Example Implementation

template <typename Iterator>
struct datapar_loop
{
    using iterator_type = std::decay_t<Iterator> ;
    using value_type = typename std::iterator_traits<iterator_type>::value_type;
    using V = typename traits::vector_pack_type<value_type>::type;

    template <typename Begin, typename End, typename F>
    HPX_HOST_DEVICE HPX_FORCEINLINE static std::enable_if_t<
        iterator_datapar_compatible<Begin>::value, Begin>
    call(Begin first, End last, F&& f)
    {
        // Prefix loop for unaligned elements
        while (!is_data_aligned(first) && first != last)
        {
            datapar_loop_step<Begin>::call1(f, first);
        }

        static std::size_t constexpr size =
            traits::vector_pack_size<V>::value;

        // Actual vectorization loop
        End const lastV = last - (size + 1);
        while (first < lastV)
        {
            datapar_loop_step<Begin>::callv(f, first);
        }

        // Postfix loop for remaining elements less than vector_pack size
        while (first != last)
        {
            datapar_loop_step<Begin>::call1(f, first);
        }
        return first;
    }
}

The above code snippet shows implementation for datapar_loop function which is main vectorization backend helper function for most of the iterative algorithms in hpx. The function call in datapar_loop class can be divided into 3 main steps.
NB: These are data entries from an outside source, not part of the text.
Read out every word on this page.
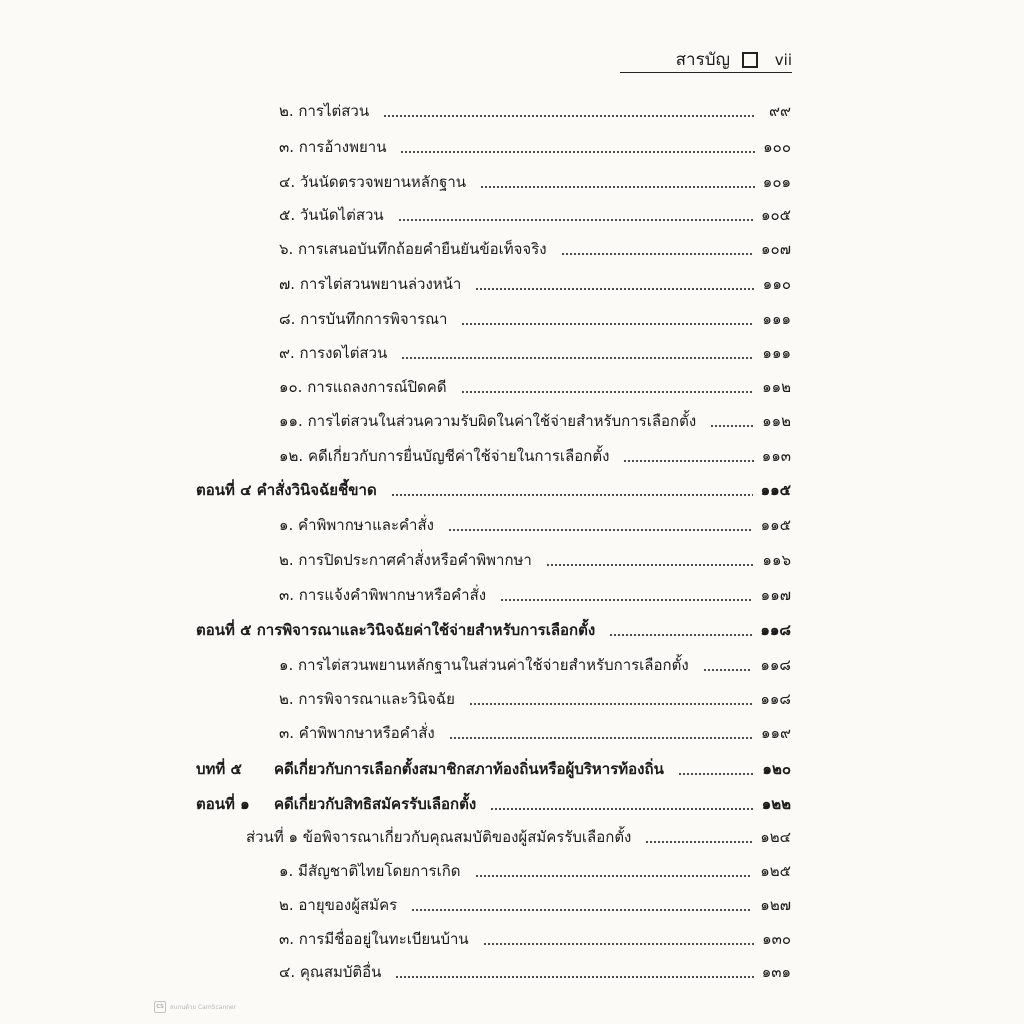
สารบัญ	vii
๒. การไต่สวน	๙๙
๓. การอ้างพยาน	๑๐๐
๔. วันนัดตรวจพยานหลักฐาน	๑๐๑
๕. วันนัดไต่สวน	๑๐๕
๖. การเสนอบันทึกถ้อยคำยืนยันข้อเท็จจริง	๑๐๗
๗. การไต่สวนพยานล่วงหน้า	๑๑๐
๘. การบันทึกการพิจารณา	๑๑๑
๙. การงดไต่สวน	๑๑๑
๑๐. การแถลงการณ์ปิดคดี	๑๑๒
๑๑. การไต่สวนในส่วนความรับผิดในค่าใช้จ่ายสำหรับการเลือกตั้ง	๑๑๒
๑๒. คดีเกี่ยวกับการยื่นบัญชีค่าใช้จ่ายในการเลือกตั้ง	๑๑๓
ตอนที่ ๔ คำสั่งวินิจฉัยชี้ขาด	๑๑๕
๑. คำพิพากษาและคำสั่ง	๑๑๕
๒. การปิดประกาศคำสั่งหรือคำพิพากษา	๑๑๖
๓. การแจ้งคำพิพากษาหรือคำสั่ง	๑๑๗
ตอนที่ ๕ การพิจารณาและวินิจฉัยค่าใช้จ่ายสำหรับการเลือกตั้ง	๑๑๘
๑. การไต่สวนพยานหลักฐานในส่วนค่าใช้จ่ายสำหรับการเลือกตั้ง	๑๑๘
๒. การพิจารณาและวินิจฉัย	๑๑๘
๓. คำพิพากษาหรือคำสั่ง	๑๑๙
บทที่ ๕	คดีเกี่ยวกับการเลือกตั้งสมาชิกสภาท้องถิ่นหรือผู้บริหารท้องถิ่น	๑๒๐
ตอนที่ ๑	คดีเกี่ยวกับสิทธิสมัครรับเลือกตั้ง	๑๒๒
ส่วนที่ ๑ ข้อพิจารณาเกี่ยวกับคุณสมบัติของผู้สมัครรับเลือกตั้ง	๑๒๔
๑. มีสัญชาติไทยโดยการเกิด	๑๒๕
๒. อายุของผู้สมัคร	๑๒๗
๓. การมีชื่ออยู่ในทะเบียนบ้าน	๑๓๐
๔. คุณสมบัติอื่น	๑๓๑
CS	สแกนด้วย CamScanner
  • First a prefix loop runs the code in sequential fashion by calling each element with function f using the helper function datapar_loop_step::call1. This loop runs until it finds first aligned element.
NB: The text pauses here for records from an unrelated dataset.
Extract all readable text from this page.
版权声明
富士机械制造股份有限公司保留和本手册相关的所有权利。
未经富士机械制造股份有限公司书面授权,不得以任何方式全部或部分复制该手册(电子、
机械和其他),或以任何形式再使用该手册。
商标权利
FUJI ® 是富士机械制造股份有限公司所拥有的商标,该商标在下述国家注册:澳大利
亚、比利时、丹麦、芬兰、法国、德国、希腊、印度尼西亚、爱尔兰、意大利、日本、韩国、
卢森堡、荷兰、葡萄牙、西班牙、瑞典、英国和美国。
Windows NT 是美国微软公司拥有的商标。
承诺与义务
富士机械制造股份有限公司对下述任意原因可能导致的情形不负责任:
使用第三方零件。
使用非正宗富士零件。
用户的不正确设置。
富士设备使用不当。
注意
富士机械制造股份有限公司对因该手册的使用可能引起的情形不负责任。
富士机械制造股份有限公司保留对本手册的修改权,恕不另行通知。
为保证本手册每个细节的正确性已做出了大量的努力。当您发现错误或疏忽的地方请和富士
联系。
  • Secondly, the main vectorization loop, where actual vectorization happens with datapar_loop_step::callv function which actually creates a vector_pack then loads the elements from iterator and calls the function f and then stores back the results as below.

template <typename F>
HPX_HOST_DEVICE HPX_FORCEINLINE static void callv(F&& f, Iter& it)
{
    V tmp(traits::vector_pack_load<V, value_type>::aligned(it));
    HPX_INVOKE(f, tmp);
    traits::vector_pack_store<V, value_type>::aligned(tmp, it);
    std::advance(it, traits::vector_pack_size<V>::value);
}
  • Finally, the last block i.e post-fix loops handles the elements at the end of array or container that are less than vector_pack size and hence cannot be fit into single vector_pack. So they are handled in sequential fashion similar to pre-fix loop.

Benchmarks

We ran the benchmarks for 2 class of algorithms. First class beign iterative algorithms where each element from the iterator gets mapped using some function. We used for_each and transform algorithms with compute bound and memory bound kernels. For the second class of algorithms, we pick the algorithms which have consists of conditional statements and these can be called as algorithms with simd mask reductions. For this class, we chose count and find algorithms.

Results

The Following figure shows benchmark of for_each algorithm with compute bound kernel i.e Example 1. an example benchmark These benchmarks were run on Intel Xeon Skylake with AVX512. AVX512 vector register can hold 16 floating point elements. We can see a 12x speed up with simd policy and over 140x with par_simd.

all

The above image shows the benchmark results graph depeciting speed ups of simd, par and par_simd against seq execution policy. These benchmarks were run on AMD EPYC 7H12 with AVX2. AVX2 vector register can hold 8 floating point elements.The array used contains 128 Billion elements with float and double as data types. We can see super-linear scaling for simd speed up in compute bound kernels i.e speed up of simd (10.37) is more than vector_pack size (8) because sin and cos implementations for scalar arithmetic types and vector_pack types are slightly different. We can see a 3 order magnitude of speed up when using par_simd execution policy.

Conclusion

From the examples illustrated and the benchmarks, we can see how easy it is to vectorize the code using simd and par_simd execution policies and gain massive speed ups with very little change in code. Currently adapting algorithms to simd and par_simd policies is still under progress. You can find the list of algorithms adapted to these policies here.